To get a better sense of this, it’s often useful not only to conduct a traditional interview but also to meet the potential associate in a social setting with your staff. Do you and the candidate approach patient care with the same philosophy? Can the candidate meet the goals you’ve set? Is he or she willing to do so? Is the candidate comfortable living and working in the community where your practice is located?
What About Compensation?
How the partner is to be compensated likely will involve negotiation. Generally, you can take the following three approaches to associate compensation:
- Pure salary strategy. This places all the risk on you. The question becomes whether the associate will generate enough income to warrant the salary.
- Pure percentage of production strategy. With this approach, the associate takes on more of the risk. But it’s difficult to predict if or how volume will increase or shift. This method, which is probably the least common, can run afoul of antikickback laws, so you’ll need to seek legal advice if you consider this a viable option.
- Base salary plus an incentive. This is the most common approach. The associate is paid a base salary and receives a bonus based on a negotiated level of income generated. The risk is shared between the senior partner and the associate, and an income threshold of approximately three times the associate’s base salary is common. For example, if the agreement holds that the associate’s base salary is $50,000 a year, a bonus will be awarded when he or she has generated $150,000 of practice revenue. Typically, the bonus consists of 15% to 25% of each dollar made above that threshold payment. And the agreement might also stipulate that, after the associate generates $150,000 of practice income, he or she is to start earning 15 cents to 25 cents on every dollar he or she brings in, to be paid out monthly, quarterly or annually.
Other factors to be negotiated include:
- Vacations,
- Malpractice insurance,
- Health and disability insurance,
- CME allowances,
- Dues and subscriptions,
- Vehicle/gas and other allowances, and
- Fees for licenses and boards, managed care privileges and hospital applications.
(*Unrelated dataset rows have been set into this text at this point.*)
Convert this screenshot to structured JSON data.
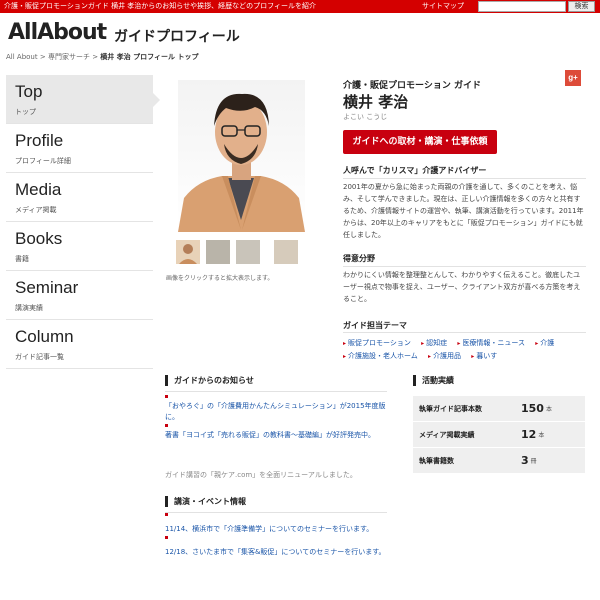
{
  "topbar": {
    "notice": "介護・販促プロモーションガイド 横井 孝治からのお知らせや挨拶、経歴などのプロフィールを紹介",
    "sitemap": "サイトマップ",
    "search_button": "検索"
  },
  "header": {
    "logo_text": "AllAbout",
    "title": "ガイドプロフィール"
  },
  "breadcrumb": {
    "items": [
      "All About",
      "専門家サーチ"
    ],
    "current": "横井 孝治 プロフィール トップ",
    "separator": ">"
  },
  "sidebar": {
    "items": [
      {
        "en": "Top",
        "jp": "トップ"
      },
      {
        "en": "Profile",
        "jp": "プロフィール詳細"
      },
      {
        "en": "Media",
        "jp": "メディア掲載"
      },
      {
        "en": "Books",
        "jp": "書籍"
      },
      {
        "en": "Seminar",
        "jp": "講演実績"
      },
      {
        "en": "Column",
        "jp": "ガイド記事一覧"
      }
    ]
  },
  "photo": {
    "caption": "画像をクリックすると拡大表示します。"
  },
  "profile": {
    "role": "介護・販促プロモーション ガイド",
    "name": "横井 孝治",
    "reading": "よこい こうじ",
    "request_button": "ガイドへの取材・講演・仕事依頼",
    "tagline": "人呼んで「カリスマ」介護アドバイザー",
    "intro": "2001年の夏から急に始まった両親の介護を通して、多くのことを考え、悩み、そして学んできました。現在は、正しい介護情報を多くの方々と共有するため、介護情報サイトの運営や、執筆、講演活動を行っています。2011年からは、20年以上のキャリアをもとに「販促プロモーション」ガイドにも就任しました。",
    "specialty_head": "得意分野",
    "specialty": "わかりにくい情報を整理整とんして、わかりやすく伝えること。徹底したユーザー視点で物事を捉え、ユーザー、クライアント双方が喜べる方策を考えること。",
    "themes_head": "ガイド担当テーマ",
    "themes": [
      "販促プロモーション",
      "認知症",
      "医療情報・ニュース",
      "介護",
      "介護施設・老人ホーム",
      "介護用品",
      "暮いす"
    ],
    "gplus": "g+"
  },
  "news": {
    "head": "ガイドからのお知らせ",
    "items": [
      "「おやろぐ」の「介護費用かんたんシミュレーション」が2015年度版に。",
      "著書「ヨコイ式「売れる販促」の教科書～基礎編」が好評発売中。"
    ],
    "cut": "ガイド講習の「親ケア.com」を全面リニューアルしました。"
  },
  "events": {
    "head": "講演・イベント情報",
    "items": [
      "11/14、横浜市で「介護準備学」についてのセミナーを行います。",
      "12/18、さいたま市で「集客&販促」についてのセミナーを行います。"
    ]
  },
  "stats": {
    "head": "活動実績",
    "rows": [
      {
        "label": "執筆ガイド記事本数",
        "num": "150",
        "unit": "本"
      },
      {
        "label": "メディア掲載実績",
        "num": "12",
        "unit": "本"
      },
      {
        "label": "執筆書籍数",
        "num": "3",
        "unit": "冊"
      }
    ]
  },
  "colors": {
    "brand_red": "#d40000",
    "button_red": "#c8000f",
    "link_blue": "#1a55a8"
  }
}
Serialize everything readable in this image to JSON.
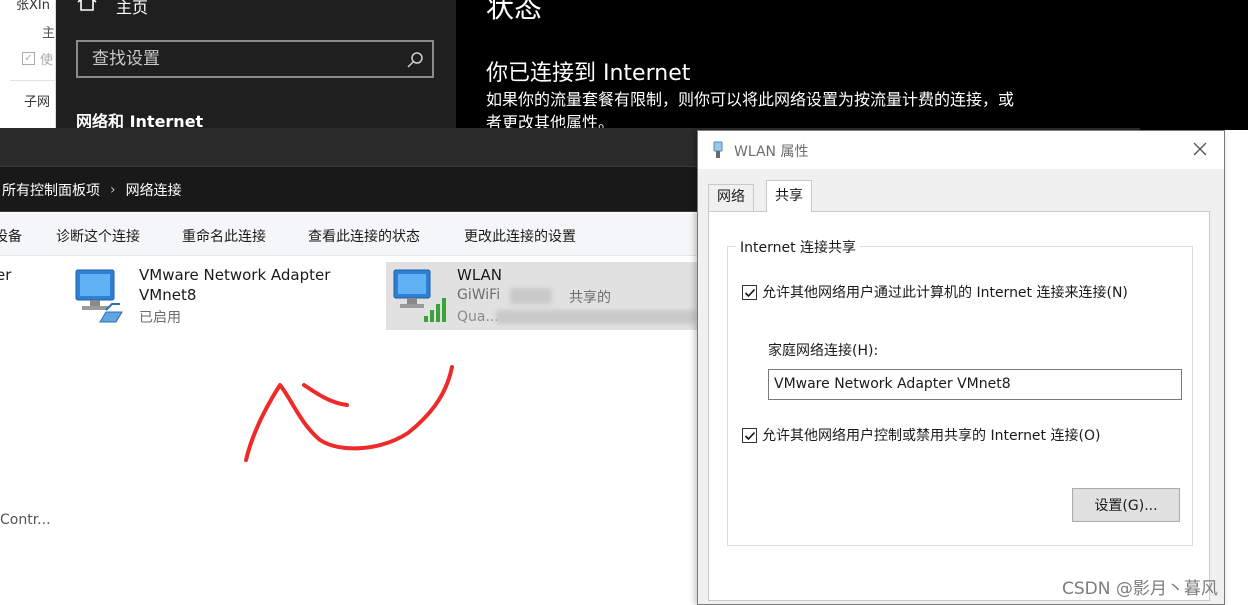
{
  "left_sliver": {
    "text1": "张XIn",
    "text2": "主",
    "checkbox_label": "使",
    "text4": "子网"
  },
  "settings": {
    "home_label": "主页",
    "search_placeholder": "查找设置",
    "nav_heading": "网络和 Internet",
    "status_title": "状态",
    "connected_text": "你已连接到 Internet",
    "metered_desc": "如果你的流量套餐有限制，则你可以将此网络设置为按流量计费的连接，或者更改其他属性。"
  },
  "network_connections": {
    "breadcrumb": {
      "parent": "所有控制面板项",
      "separator": "›",
      "current": "网络连接"
    },
    "toolbar": [
      "设备",
      "诊断这个连接",
      "重命名此连接",
      "查看此连接的状态",
      "更改此连接的设置"
    ],
    "adapters": [
      {
        "name": "er"
      },
      {
        "name": "VMware Network Adapter",
        "name2": "VMnet8",
        "status": "已启用"
      },
      {
        "name": "WLAN",
        "network": "GiWiFi",
        "status": "共享的",
        "device": "Qua..."
      }
    ],
    "bottom_text": "Contr..."
  },
  "wlan_dialog": {
    "title": "WLAN 属性",
    "tabs": [
      "网络",
      "共享"
    ],
    "active_tab": "共享",
    "group_title": "Internet 连接共享",
    "allow_connect_label": "允许其他网络用户通过此计算机的 Internet 连接来连接(N)",
    "allow_connect_checked": true,
    "home_connection_label": "家庭网络连接(H):",
    "home_connection_value": "VMware Network Adapter VMnet8",
    "allow_control_label": "允许其他网络用户控制或禁用共享的 Internet 连接(O)",
    "allow_control_checked": true,
    "settings_button": "设置(G)..."
  },
  "watermark": "CSDN @影月丶暮风",
  "colors": {
    "settings_bg": "#000000",
    "settings_nav_bg": "#1f1f1f",
    "addressbar_bg": "#191919",
    "toolbar_bg": "#f5f6f7",
    "dialog_bg": "#f0f0f0",
    "annotation": "#ef2a2a"
  }
}
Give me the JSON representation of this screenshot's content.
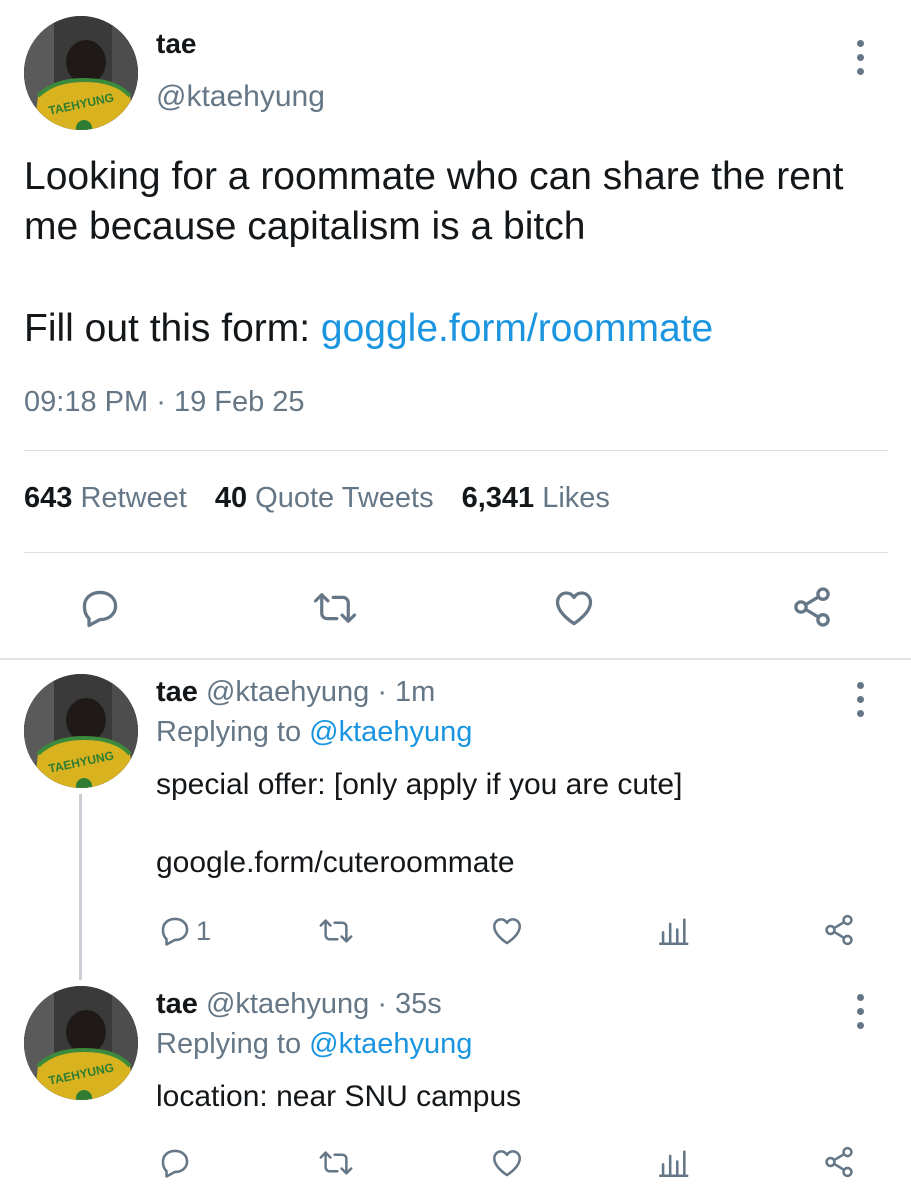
{
  "main_tweet": {
    "name": "tae",
    "handle": "@ktaehyung",
    "text": "Looking for a roommate who can share the rent me because capitalism is a bitch",
    "form_prefix": "Fill out this form: ",
    "form_link": "goggle.form/roommate",
    "time": "09:18 PM",
    "separator": "·",
    "date": "19 Feb 25",
    "stats": {
      "retweets_count": "643",
      "retweets_label": "Retweet",
      "quotes_count": "40",
      "quotes_label": "Quote Tweets",
      "likes_count": "6,341",
      "likes_label": "Likes"
    },
    "avatar_jersey_text": "TAEHYUNG"
  },
  "replies": [
    {
      "name": "tae",
      "handle": "@ktaehyung",
      "time": "· 1m",
      "replying_prefix": "Replying to ",
      "replying_to": "@ktaehyung",
      "text": "special offer: [only apply if you are cute]",
      "link": "google.form/cuteroommate",
      "reply_count": "1"
    },
    {
      "name": "tae",
      "handle": "@ktaehyung",
      "time": "· 35s",
      "replying_prefix": "Replying to ",
      "replying_to": "@ktaehyung",
      "text": "location: near SNU campus",
      "reply_count": ""
    }
  ],
  "colors": {
    "text": "#14171a",
    "secondary": "#657786",
    "link": "#1b95e0",
    "divider": "#dcdfe2"
  },
  "icons": [
    "reply-icon",
    "retweet-icon",
    "like-icon",
    "share-icon",
    "analytics-icon",
    "more-options-icon"
  ]
}
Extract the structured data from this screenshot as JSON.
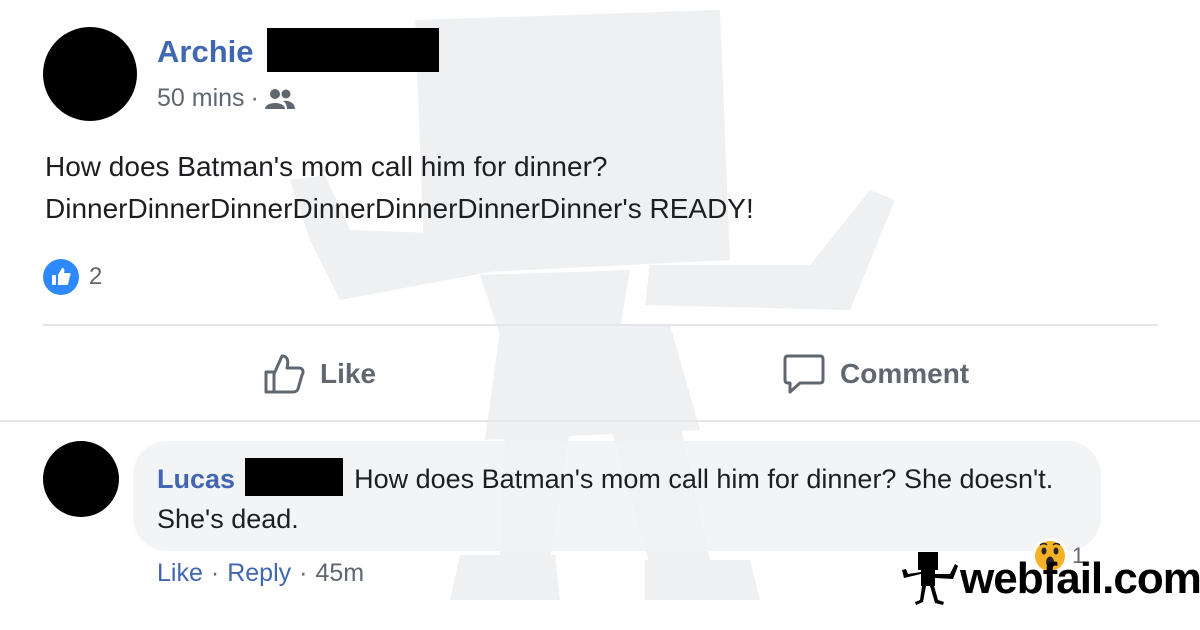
{
  "post": {
    "author": "Archie",
    "time": "50 mins",
    "dot": "·",
    "audience_icon": "friends-icon",
    "text_lines": [
      "How does Batman's mom call him for dinner?",
      "DinnerDinnerDinnerDinnerDinnerDinnerDinner's READY!"
    ],
    "reactions": {
      "icon": "like-reaction-icon",
      "count": "2"
    }
  },
  "actions": {
    "like": "Like",
    "comment": "Comment"
  },
  "comment": {
    "author": "Lucas",
    "text": "How does Batman's mom call him for dinner? She doesn't. She's dead.",
    "like": "Like",
    "reply": "Reply",
    "time": "45m",
    "sep": "·",
    "reaction": {
      "icon": "wow-reaction-icon",
      "count": "1"
    }
  },
  "watermark": {
    "brand": "webfail.com"
  },
  "colors": {
    "accent": "#4267b2",
    "muted": "#606770",
    "like_blue": "#2e89ff",
    "bubble": "#f0f2f5"
  }
}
It should go without saying that any contract should be in writing. These types of employment agreements fall under several state and federal regulations, so consult an attorney familiar with medical practice agreements.
Does It Stop There?
After you make the new associate or partner part of the practice, it doesn’t stop there. It’s important to integrate him or her into the life of your practice. Make an effort to introduce him or her to patients as well as local colleagues. Review practice procedures and protocols together and agree upon them. Educate staff on the associate’s role and how his or her specialties and relationship with the practice should be presented to patients.
Obviously, any associate you agree to bring on will have a stake in the success of the practice. Stay open-minded, and provide him or her with clear and consistent feedback.